In 1998 I was diagnosed with relapsing-remitting Multiple Sclerosis (RRMS). I went about six years with fairly mild symptoms including periodic numbness and tingling, a few bouts of optic neuritis in each eye, and MS fatigue. I was fairly convinced that this would be the course of my MS, but then things changed. In 2004 as I was about to graduate from college and start my first professional full-time job new symptoms started to emerge.
I began to have to urinate often and with urgency. There was no waiting or holding it. When I had to go, I had to go. This really came out of nowhere. I also began to notice a strange change in my gait. What years later was diagnosed as foot drop started as an uneasy feeling in the stability of my right ankle. On several occasions my ankle buckled in and I fell. The first time I was alone, the second time I was in front of several of my college mates. I blamed it on the pavement and high heeled shoes I was wearing.
Until this time, I had invisible MS. No one could tell anything was wrong by looking at me. I was a perfectly healthy person despite the MS. But slowly, my disease began to announce itself to the world. For years it had been mine to tell. I chose when I disclosed that I had MS to others. Now, it began to show and it became harder to keep it to myself.
I went on for about a year this way. Working full-time, pretending nothing was wrong. Avoiding situations where I had to walk long distances, dehydrating myself when I knew I’d be away from the bathroom for longer than one hour. Then my breaking point came because for the first time, MS affected my ability to do my job.
At the time part of my job required me to be out on residential construction sites. I often had to walk on uneven ground. One day while out at a job site my ankle buckled and I fell down. No one was around to see me. I got up, dusted the dirt off my pants, and went back to work. Over the next month I began to have anxiety about going to work. I made excuses for why I couldn’t go to job sites. I avoided it as much as I could. One day I called my best friend on my way to work crying hysterically about how much I hated it. At this point something had to change.
I always think of this as the point in my life when I went public with having Multiple Sclerosis. My friends and family knew, I told other people when I felt safe, but I hid MS as much as I could from anyone outside my circle. It was on a need to know basis. I scheduled a meeting with the human resources director at my work. As I cried in her office, I told her that I had MS and was afraid I wouldn’t be able to do my job because of it. I don’t recommend the crying, but I do recommend disclosure of MS when it will get you the help you need. I cried because I truly felt terrified that having MS might take away something I worked so hard for; my career.

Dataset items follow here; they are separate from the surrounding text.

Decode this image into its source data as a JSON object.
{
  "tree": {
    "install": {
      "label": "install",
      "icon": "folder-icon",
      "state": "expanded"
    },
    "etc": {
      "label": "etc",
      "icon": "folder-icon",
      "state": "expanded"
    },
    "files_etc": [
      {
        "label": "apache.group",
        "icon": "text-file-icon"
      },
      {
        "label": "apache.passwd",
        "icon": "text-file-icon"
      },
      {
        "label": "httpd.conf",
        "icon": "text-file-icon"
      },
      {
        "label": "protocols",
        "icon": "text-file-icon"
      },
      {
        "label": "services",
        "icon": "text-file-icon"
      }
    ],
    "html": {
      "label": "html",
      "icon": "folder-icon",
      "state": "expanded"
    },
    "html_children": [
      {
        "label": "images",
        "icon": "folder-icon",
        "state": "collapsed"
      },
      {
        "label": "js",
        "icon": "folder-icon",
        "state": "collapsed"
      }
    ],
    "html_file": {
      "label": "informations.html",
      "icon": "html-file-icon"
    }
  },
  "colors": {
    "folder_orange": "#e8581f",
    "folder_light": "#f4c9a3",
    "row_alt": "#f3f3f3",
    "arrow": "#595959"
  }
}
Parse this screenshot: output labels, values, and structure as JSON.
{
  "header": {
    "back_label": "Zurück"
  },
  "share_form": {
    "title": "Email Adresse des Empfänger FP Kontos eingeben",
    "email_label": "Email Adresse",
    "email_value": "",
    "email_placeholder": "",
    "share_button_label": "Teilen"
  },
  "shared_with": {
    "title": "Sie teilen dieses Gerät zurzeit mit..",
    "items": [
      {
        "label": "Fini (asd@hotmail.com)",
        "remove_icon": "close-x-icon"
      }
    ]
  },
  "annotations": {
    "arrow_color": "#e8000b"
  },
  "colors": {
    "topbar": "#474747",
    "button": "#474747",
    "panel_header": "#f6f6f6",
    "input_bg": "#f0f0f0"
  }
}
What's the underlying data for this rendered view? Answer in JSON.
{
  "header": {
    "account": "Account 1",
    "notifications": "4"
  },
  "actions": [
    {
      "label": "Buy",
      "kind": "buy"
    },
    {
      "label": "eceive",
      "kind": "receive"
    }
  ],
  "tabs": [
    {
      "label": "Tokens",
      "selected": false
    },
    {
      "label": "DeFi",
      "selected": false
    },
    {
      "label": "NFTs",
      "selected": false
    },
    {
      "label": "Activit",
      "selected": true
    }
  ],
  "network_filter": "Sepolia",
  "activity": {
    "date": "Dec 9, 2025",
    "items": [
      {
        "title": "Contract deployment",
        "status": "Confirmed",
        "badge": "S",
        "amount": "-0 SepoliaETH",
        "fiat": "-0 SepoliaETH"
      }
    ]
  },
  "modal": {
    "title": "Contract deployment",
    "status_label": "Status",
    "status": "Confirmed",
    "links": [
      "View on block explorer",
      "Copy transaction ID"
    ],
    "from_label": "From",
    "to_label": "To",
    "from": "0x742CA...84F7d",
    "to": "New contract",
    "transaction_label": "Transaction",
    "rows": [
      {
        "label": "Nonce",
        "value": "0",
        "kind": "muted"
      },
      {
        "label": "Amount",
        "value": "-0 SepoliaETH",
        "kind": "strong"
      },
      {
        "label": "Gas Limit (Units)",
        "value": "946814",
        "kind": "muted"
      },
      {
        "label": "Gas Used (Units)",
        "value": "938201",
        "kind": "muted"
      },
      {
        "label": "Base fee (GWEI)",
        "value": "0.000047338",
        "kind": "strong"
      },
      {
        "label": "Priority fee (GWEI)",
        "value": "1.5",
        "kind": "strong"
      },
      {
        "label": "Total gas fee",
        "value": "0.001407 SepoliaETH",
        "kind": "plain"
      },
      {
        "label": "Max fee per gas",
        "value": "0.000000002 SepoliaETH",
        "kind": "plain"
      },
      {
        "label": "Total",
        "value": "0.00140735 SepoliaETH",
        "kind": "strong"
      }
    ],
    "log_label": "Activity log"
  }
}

After my meeting, I felt the greatest relief. I felt like I didn’t have to hide or make excuses for myself. She gave me paperwork for the Family and Medical Leave Act (FMLA). I had to get my doctor to fill it out and then I was placed on FMLA. I didn’t take time off work at the time, but my employer used it as a tool to protect me and my job. This documented my condition so that when I did use practically all my sick time at the doctor and when I finally did need to have some extended time off because of MS complications, my job was protected. Additionally they accommodated me by eliminating the job site work from my duties. I had plenty to do in the office. Eventually they moved the responsibility to another department’s employees whose entire days were spent out at the job sites already.
Disclosing that you have Multiple Sclerosis is a decision not to be taken lightly. The National MS Society has a wealth of information on disclosing your MS that can help you make decisions and inform you of your legal rights. I have never disclosed during a job interview, or to strangers that make stupid comments to me. But in this case it helped me keep my job, relieve anxiety, and feel more comfortable with disclosing MS in social situations. I wanted to share my story because it was a positive, although emotional, experience.